Learn about the three common mortgage categories many buyers compare: conventional, FHA, and VA loans.

Published May 16, 2026 Savannah, Georgia
Conventional loans FHA loans VA loans

What Are the Three Types of Mortgages?

Three of the most common mortgage types are:

  1. Conventional loans
  2. FHA loans
  3. VA loans

Each loan type serves different borrowers and financial situations.

Conventional Loans

Conventional mortgages are loans that are not directly insured by the federal government.

These loans are often used by buyers with:

  • Stronger credit scores
  • Stable income
  • Small or larger down payments

Conventional loans may offer lower long-term borrowing costs in some situations, especially when buyers can avoid mortgage insurance.

FHA Loans

FHA loans are backed by the Federal Housing Administration.

They are commonly explored by:

  • First-time buyers
  • Borrowers with smaller down payments
  • Buyers rebuilding credit

Many people appreciate the flexibility FHA loans can offer, particularly when savings are limited.

VA Loans

VA loans are designed for eligible military borrowers and certain veterans.

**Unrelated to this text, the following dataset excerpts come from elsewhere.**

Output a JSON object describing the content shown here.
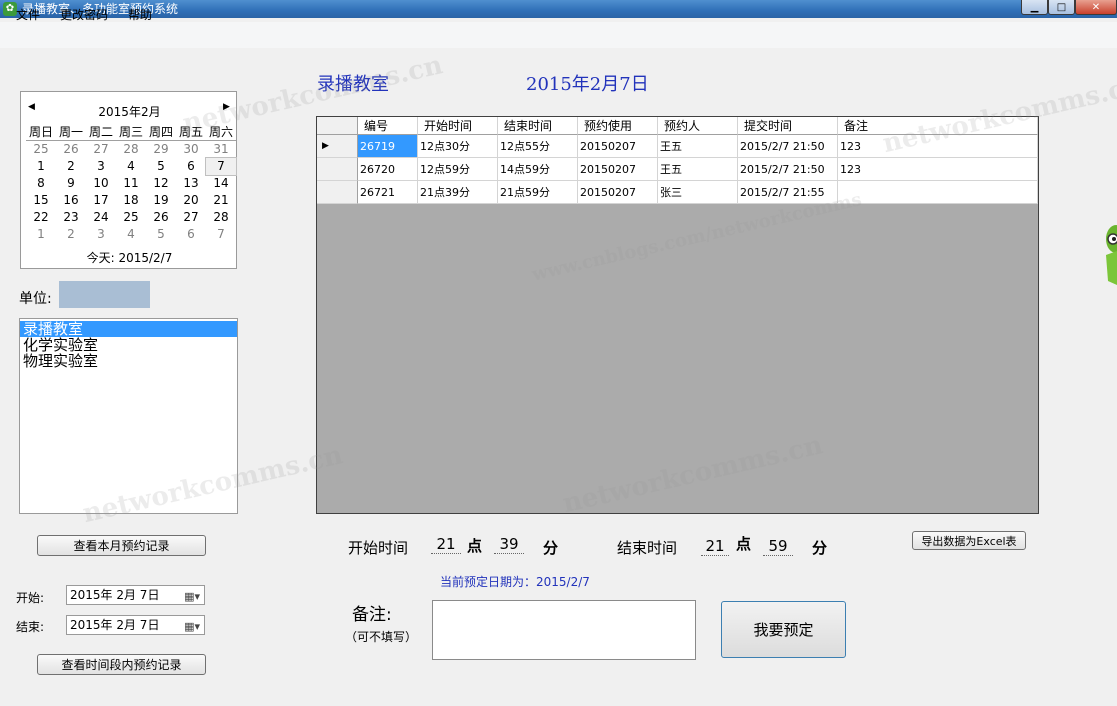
{
  "window": {
    "title": "录播教室、多功能室预约系统",
    "min_symbol": "▁",
    "max_symbol": "□",
    "close_symbol": "✕"
  },
  "menu": [
    "文件",
    "更改密码",
    "帮助"
  ],
  "calendar": {
    "month_label": "2015年2月",
    "prev_symbol": "◀",
    "next_symbol": "▶",
    "weekdays": [
      "周日",
      "周一",
      "周二",
      "周三",
      "周四",
      "周五",
      "周六"
    ],
    "rows": [
      [
        "25",
        "26",
        "27",
        "28",
        "29",
        "30",
        "31"
      ],
      [
        "1",
        "2",
        "3",
        "4",
        "5",
        "6",
        "7"
      ],
      [
        "8",
        "9",
        "10",
        "11",
        "12",
        "13",
        "14"
      ],
      [
        "15",
        "16",
        "17",
        "18",
        "19",
        "20",
        "21"
      ],
      [
        "22",
        "23",
        "24",
        "25",
        "26",
        "27",
        "28"
      ],
      [
        "1",
        "2",
        "3",
        "4",
        "5",
        "6",
        "7"
      ]
    ],
    "today_text": "今天: 2015/2/7"
  },
  "unit": {
    "label": "单位:"
  },
  "rooms": {
    "items": [
      "录播教室",
      "化学实验室",
      "物理实验室"
    ],
    "selected_index": 0
  },
  "buttons": {
    "view_month": "查看本月预约记录",
    "view_range": "查看时间段内预约记录",
    "export": "导出数据为Excel表",
    "reserve": "我要预定"
  },
  "range": {
    "start_label": "开始:",
    "end_label": "结束:",
    "start_value": "2015年  2月  7日",
    "end_value": "2015年  2月  7日"
  },
  "header": {
    "room": "录播教室",
    "date": "2015年2月7日"
  },
  "grid": {
    "columns": [
      "编号",
      "开始时间",
      "结束时间",
      "预约使用",
      "预约人",
      "提交时间",
      "备注"
    ],
    "rows": [
      [
        "26719",
        "12点30分",
        "12点55分",
        "20150207",
        "王五",
        "2015/2/7  21:50",
        "123"
      ],
      [
        "26720",
        "12点59分",
        "14点59分",
        "20150207",
        "王五",
        "2015/2/7  21:50",
        "123"
      ],
      [
        "26721",
        "21点39分",
        "21点59分",
        "20150207",
        "张三",
        "2015/2/7  21:55",
        ""
      ]
    ],
    "current_row_marker": "▶"
  },
  "time": {
    "start_label": "开始时间",
    "end_label": "结束时间",
    "start_hour": "21",
    "start_min": "39",
    "end_hour": "21",
    "end_min": "59",
    "hour_unit": "点",
    "min_unit": "分"
  },
  "current_date_text": "当前预定日期为：2015/2/7",
  "note": {
    "label": "备注:",
    "hint": "（可不填写）",
    "value": ""
  },
  "watermarks": [
    "networkcomms.cn",
    "www.cnblogs.com/networkcomms"
  ]
}
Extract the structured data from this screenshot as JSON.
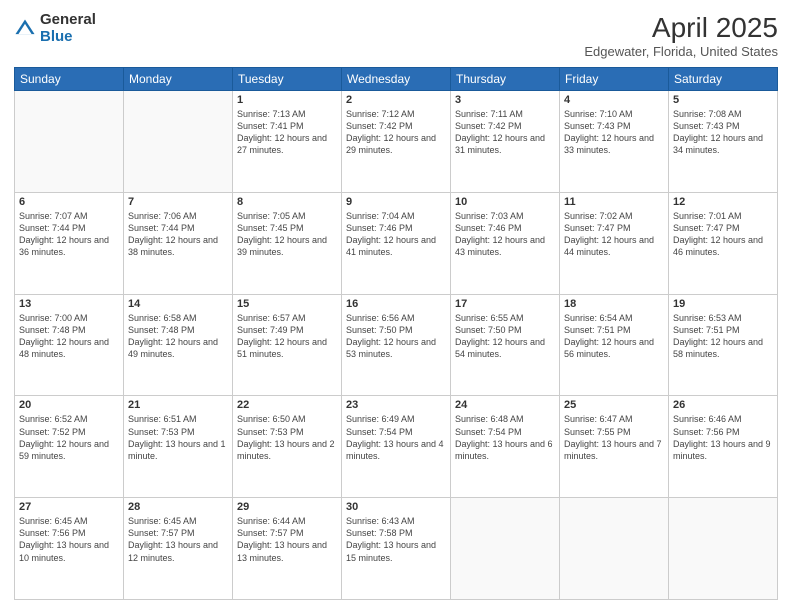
{
  "logo": {
    "general": "General",
    "blue": "Blue"
  },
  "title": {
    "month": "April 2025",
    "location": "Edgewater, Florida, United States"
  },
  "weekdays": [
    "Sunday",
    "Monday",
    "Tuesday",
    "Wednesday",
    "Thursday",
    "Friday",
    "Saturday"
  ],
  "weeks": [
    [
      {
        "day": "",
        "info": ""
      },
      {
        "day": "",
        "info": ""
      },
      {
        "day": "1",
        "info": "Sunrise: 7:13 AM\nSunset: 7:41 PM\nDaylight: 12 hours and 27 minutes."
      },
      {
        "day": "2",
        "info": "Sunrise: 7:12 AM\nSunset: 7:42 PM\nDaylight: 12 hours and 29 minutes."
      },
      {
        "day": "3",
        "info": "Sunrise: 7:11 AM\nSunset: 7:42 PM\nDaylight: 12 hours and 31 minutes."
      },
      {
        "day": "4",
        "info": "Sunrise: 7:10 AM\nSunset: 7:43 PM\nDaylight: 12 hours and 33 minutes."
      },
      {
        "day": "5",
        "info": "Sunrise: 7:08 AM\nSunset: 7:43 PM\nDaylight: 12 hours and 34 minutes."
      }
    ],
    [
      {
        "day": "6",
        "info": "Sunrise: 7:07 AM\nSunset: 7:44 PM\nDaylight: 12 hours and 36 minutes."
      },
      {
        "day": "7",
        "info": "Sunrise: 7:06 AM\nSunset: 7:44 PM\nDaylight: 12 hours and 38 minutes."
      },
      {
        "day": "8",
        "info": "Sunrise: 7:05 AM\nSunset: 7:45 PM\nDaylight: 12 hours and 39 minutes."
      },
      {
        "day": "9",
        "info": "Sunrise: 7:04 AM\nSunset: 7:46 PM\nDaylight: 12 hours and 41 minutes."
      },
      {
        "day": "10",
        "info": "Sunrise: 7:03 AM\nSunset: 7:46 PM\nDaylight: 12 hours and 43 minutes."
      },
      {
        "day": "11",
        "info": "Sunrise: 7:02 AM\nSunset: 7:47 PM\nDaylight: 12 hours and 44 minutes."
      },
      {
        "day": "12",
        "info": "Sunrise: 7:01 AM\nSunset: 7:47 PM\nDaylight: 12 hours and 46 minutes."
      }
    ],
    [
      {
        "day": "13",
        "info": "Sunrise: 7:00 AM\nSunset: 7:48 PM\nDaylight: 12 hours and 48 minutes."
      },
      {
        "day": "14",
        "info": "Sunrise: 6:58 AM\nSunset: 7:48 PM\nDaylight: 12 hours and 49 minutes."
      },
      {
        "day": "15",
        "info": "Sunrise: 6:57 AM\nSunset: 7:49 PM\nDaylight: 12 hours and 51 minutes."
      },
      {
        "day": "16",
        "info": "Sunrise: 6:56 AM\nSunset: 7:50 PM\nDaylight: 12 hours and 53 minutes."
      },
      {
        "day": "17",
        "info": "Sunrise: 6:55 AM\nSunset: 7:50 PM\nDaylight: 12 hours and 54 minutes."
      },
      {
        "day": "18",
        "info": "Sunrise: 6:54 AM\nSunset: 7:51 PM\nDaylight: 12 hours and 56 minutes."
      },
      {
        "day": "19",
        "info": "Sunrise: 6:53 AM\nSunset: 7:51 PM\nDaylight: 12 hours and 58 minutes."
      }
    ],
    [
      {
        "day": "20",
        "info": "Sunrise: 6:52 AM\nSunset: 7:52 PM\nDaylight: 12 hours and 59 minutes."
      },
      {
        "day": "21",
        "info": "Sunrise: 6:51 AM\nSunset: 7:53 PM\nDaylight: 13 hours and 1 minute."
      },
      {
        "day": "22",
        "info": "Sunrise: 6:50 AM\nSunset: 7:53 PM\nDaylight: 13 hours and 2 minutes."
      },
      {
        "day": "23",
        "info": "Sunrise: 6:49 AM\nSunset: 7:54 PM\nDaylight: 13 hours and 4 minutes."
      },
      {
        "day": "24",
        "info": "Sunrise: 6:48 AM\nSunset: 7:54 PM\nDaylight: 13 hours and 6 minutes."
      },
      {
        "day": "25",
        "info": "Sunrise: 6:47 AM\nSunset: 7:55 PM\nDaylight: 13 hours and 7 minutes."
      },
      {
        "day": "26",
        "info": "Sunrise: 6:46 AM\nSunset: 7:56 PM\nDaylight: 13 hours and 9 minutes."
      }
    ],
    [
      {
        "day": "27",
        "info": "Sunrise: 6:45 AM\nSunset: 7:56 PM\nDaylight: 13 hours and 10 minutes."
      },
      {
        "day": "28",
        "info": "Sunrise: 6:45 AM\nSunset: 7:57 PM\nDaylight: 13 hours and 12 minutes."
      },
      {
        "day": "29",
        "info": "Sunrise: 6:44 AM\nSunset: 7:57 PM\nDaylight: 13 hours and 13 minutes."
      },
      {
        "day": "30",
        "info": "Sunrise: 6:43 AM\nSunset: 7:58 PM\nDaylight: 13 hours and 15 minutes."
      },
      {
        "day": "",
        "info": ""
      },
      {
        "day": "",
        "info": ""
      },
      {
        "day": "",
        "info": ""
      }
    ]
  ]
}
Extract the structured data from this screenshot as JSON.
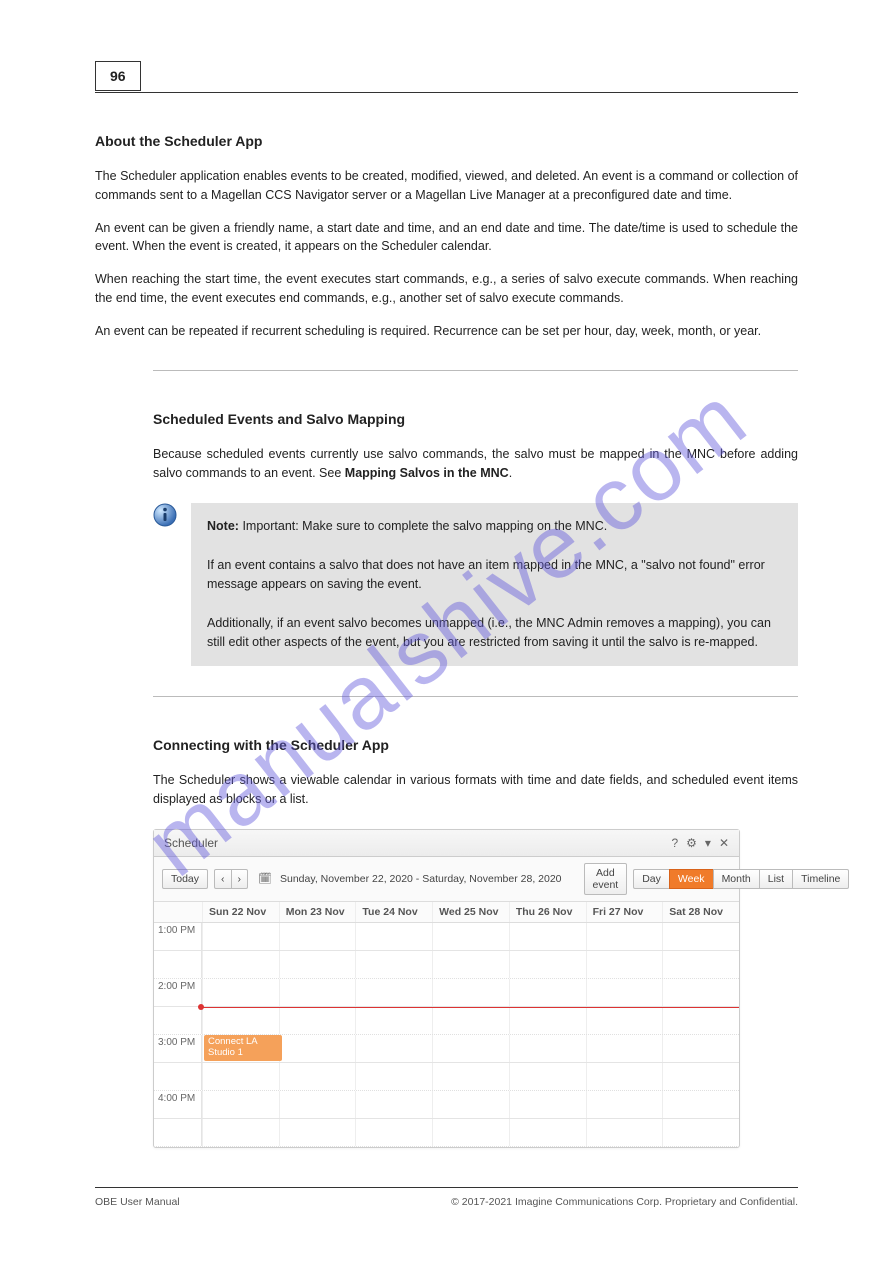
{
  "page": {
    "number": "96",
    "footer_left": "OBE User Manual",
    "footer_right": "© 2017-2021 Imagine Communications Corp. Proprietary and Confidential."
  },
  "watermark": "manualshive.com",
  "section1": {
    "heading": "About the Scheduler App",
    "p1": "The Scheduler application enables events to be created, modified, viewed, and deleted. An event is a command or collection of commands sent to a Magellan CCS Navigator server or a Magellan Live Manager at a preconfigured date and time.",
    "p2": "An event can be given a friendly name, a start date and time, and an end date and time. The date/time is used to schedule the event. When the event is created, it appears on the Scheduler calendar.",
    "p3": "When reaching the start time, the event executes start commands, e.g., a series of salvo execute commands. When reaching the end time, the event executes end commands, e.g., another set of salvo execute commands.",
    "p4": "An event can be repeated if recurrent scheduling is required. Recurrence can be set per hour, day, week, month, or year."
  },
  "section2": {
    "heading": "Scheduled Events and Salvo Mapping",
    "p1": "Because scheduled events currently use salvo commands, the salvo must be mapped in the MNC before adding salvo commands to an event. See ",
    "p1_link": "Mapping Salvos in the MNC"
  },
  "note": {
    "label": "Note:",
    "lines": [
      "Important: Make sure to complete the salvo mapping on the MNC.",
      "If an event contains a salvo that does not have an item mapped in the MNC, a \"salvo not found\" error message appears on saving the event.",
      "Additionally, if an event salvo becomes unmapped (i.e., the MNC Admin removes a mapping), you can still edit other aspects of the event, but you are restricted from saving it until the salvo is re-mapped."
    ]
  },
  "section3": {
    "heading": "Connecting with the Scheduler App",
    "p1": "The Scheduler shows a viewable calendar in various formats with time and date fields, and scheduled event items displayed as blocks or a list."
  },
  "scheduler": {
    "title": "Scheduler",
    "today": "Today",
    "prev": "‹",
    "next": "›",
    "date_range": "Sunday, November 22, 2020 - Saturday, November 28, 2020",
    "add_event": "Add event",
    "views": [
      "Day",
      "Week",
      "Month",
      "List",
      "Timeline"
    ],
    "active_view": "Week",
    "day_headers": [
      "Sun 22 Nov",
      "Mon 23 Nov",
      "Tue 24 Nov",
      "Wed 25 Nov",
      "Thu 26 Nov",
      "Fri 27 Nov",
      "Sat 28 Nov"
    ],
    "time_slots": [
      "1:00 PM",
      "2:00 PM",
      "3:00 PM",
      "4:00 PM"
    ],
    "event": {
      "title": "Connect LA Studio 1"
    },
    "title_icons": {
      "help": "?",
      "settings": "⚙",
      "dropdown": "▾",
      "close": "✕"
    }
  }
}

These loans are backed by the Department of Veterans Affairs and may provide:

  • No down payment requirements in many cases
  • No monthly mortgage insurance
  • Flexible qualification guidelines

In the Savannah and Hinesville areas, VA loans are especially common because of the nearby military communities.

Other Mortgage Types Exist Too

While these three are among the most common, there are additional mortgage categories such as:

  • USDA loans
  • Jumbo loans
  • Adjustable-rate mortgages
  • Investment property loans

The right option depends heavily on the buyer’s goals and financial situation.

Comparing Loan Types Carefully Matters

Two buyers purchasing similarly priced homes may end up choosing completely different financing paths.

Someone prioritizing low upfront cash may explore FHA financing. Another buyer with stronger credit and higher savings may lean toward conventional financing.

The goal is not choosing the “most popular” loan. It is finding the mortgage structure that fits comfortably and supports long-term financial stability.